Walaupun kehidupan kami sederhana, kami tidak pernah kekurangan kasih sayang. Bapak dan Ibu adalah sosok orang tua yang sangat perhatian dan selalu mementingkan pendidikan ketiga putrinya.
      Untuk beaya kuliah Mbak Nanda, pernah, Bapak terpaksa harus menjual tanah pekarangan yang tak seberapa luas, peninggalan Kakek. Tapi semua itu kami lalui dengan rasa syukur, bahwasannya kami tak pernah kekurangan makan walaupun dengan menu sederhana.
      Pukulan terberat kami adalah, ketika suatu hari datang sebuah berita yang mengabarkan, bahwa Bapak mengalami kecelakaan di jalan sepulang beliau bekerja. Sebuah truck bermuatan bahan pokok, mengalami pecah ban. Truck yang melaju tak terkendali menabrak Bapak. Motor yang dikendarai Bapak hancur, dan Bapak dinyatakan meninggal dunia di tempat kejadian.
      Sepeninggal Bapak, Ibu harus putar otak dan banting tulang memenuhi kebutuhan hidup dan beaya pendidikan kami. Uang pensiun yang tak seberapa, hanya cukup untuk memenuhi kebutuhan makan saja. Mbak Nanda sempat minta untuk tidak melanjutkan kuliah karena faktor ekonomi, namun Ibu tidak mengijinkan. Beliau tetap berusaha sekuat tenaga bisa membeayai kuliah Mbak Nanda sampai selesai.
      "Kamu harus tetap melanjutkan kuliahmu sampai selesai, dengan ijin Allah swt, Ibu pasti bisa membeayaimu, ndak usah mikir gimana cara Ibu mendapatkan uang, ya Nduk, janji sama Ibu," kata Ibu ketika suatu malam Mbak Nanda menangis di pangkuan Ibu karena tak tega melihat kerja keras Ibunya.
       Ibu merintis usaha katering kecil-kecilan, dibantu Mbak Nanda dan aku. Astri masih duduk di bangku SMP saat itu. Berkat kegigihan Ibu, usaha katering lambat laun mulai berkembang. Sampai akhirnya Ibu memiliki 100 orang karyawan untuk membantunya. Dan, saat itu Mbak Nanda juga sudah lulus dan diterima bekerja di suatu perusahaan. Dari situlah Mbak Nanda bisa ikut meringankan beban Ibu, untuk membantu beaya kuliahku dan sekolah Astri.
      Karena prestasinya, Mbak Nanda mendapatkan kesempatan melanjutkan S2 nya yang dibeayai oleh perusahaan tempatnya bekerja. Di situ pula Mbak Nanda bertemu laki-laki berkebangsaan Belanda bernama Oliver Van Dijk yang kelak menjadi suaminya. Saat itu Oliver datang sebagai tamu di perusahaan tempatnya bekerja. Pertemuan singkat itu ternyata berlanjut dengan dilamarnya Mbak Nanda.  Oliver pun memboyongnya ke Belanda.
      Tahun demi tahun berlalu, usia Ibu pun sudah tak muda dan tak segesit dulu lagi.  Setelah Astri menikah, kami meminta Ibu untuk beristirahat dari aktifitasnya di bisnis katering. Semula Ibu merasa keberatan, karena memasak adalah bagian dari jiwanya. Astri, adik ragil kami yang paling lincah dan ceriwis itulah yang mewarisi bakat Ibu dalam hal masak-memasak. Aku? He he he ... sebenarnya aku suka sih, memasak, tapi sekedar memenuhi tugas dan tanggungjawabku sebagai seorang Ibu rumah tangga yang baik! Bukan untuk menghendel sebuah katering!

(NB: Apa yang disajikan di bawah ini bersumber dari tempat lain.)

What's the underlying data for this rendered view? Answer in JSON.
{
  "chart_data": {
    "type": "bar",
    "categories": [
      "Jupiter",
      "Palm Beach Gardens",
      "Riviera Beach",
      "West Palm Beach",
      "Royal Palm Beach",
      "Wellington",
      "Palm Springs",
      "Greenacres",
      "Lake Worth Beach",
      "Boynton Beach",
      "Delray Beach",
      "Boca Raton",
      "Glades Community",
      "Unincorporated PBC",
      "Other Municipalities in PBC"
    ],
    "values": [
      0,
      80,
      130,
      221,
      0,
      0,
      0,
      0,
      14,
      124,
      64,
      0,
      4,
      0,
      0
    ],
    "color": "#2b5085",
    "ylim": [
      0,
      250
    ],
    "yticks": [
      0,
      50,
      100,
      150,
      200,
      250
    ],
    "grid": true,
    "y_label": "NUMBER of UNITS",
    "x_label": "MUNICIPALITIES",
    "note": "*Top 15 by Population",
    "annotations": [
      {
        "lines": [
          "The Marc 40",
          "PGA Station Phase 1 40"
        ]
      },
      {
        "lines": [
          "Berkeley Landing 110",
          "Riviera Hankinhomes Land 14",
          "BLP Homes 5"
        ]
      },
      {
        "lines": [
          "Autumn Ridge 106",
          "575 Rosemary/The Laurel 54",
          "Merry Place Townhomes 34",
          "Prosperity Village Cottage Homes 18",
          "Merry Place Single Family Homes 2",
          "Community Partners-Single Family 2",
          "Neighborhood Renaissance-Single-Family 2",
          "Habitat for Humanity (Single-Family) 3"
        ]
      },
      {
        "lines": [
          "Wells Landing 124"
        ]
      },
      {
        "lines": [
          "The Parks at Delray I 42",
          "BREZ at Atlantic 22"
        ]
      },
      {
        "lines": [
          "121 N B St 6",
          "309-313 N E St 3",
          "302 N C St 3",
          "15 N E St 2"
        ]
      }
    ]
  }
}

      "Kasihan mereka Nduk, mereka sudah lama ikut Ibu, kalau harus ditutup kateringnya, bagaimana nasib mereka nanti?" ujar Ibu ketika kami meminta Ibu untuk menutup bisnis kateringnya.
      Akhirnya, sesuai kesepakatan kami bertiga, Astri lah yang dipercaya Ibu untuk memegang pimpinan usaha katering Ibu.
      Seiring waktu, kesibukan Astri yang juga bekerja di suatu perusahaan garmen, akhirnya kami sepakat untuk mempercayakan usaha katering kepada Mbak Dinda, putri dari Budhe Tatik yang juga menemani Ibu di rumah keprabon hingga saat ini.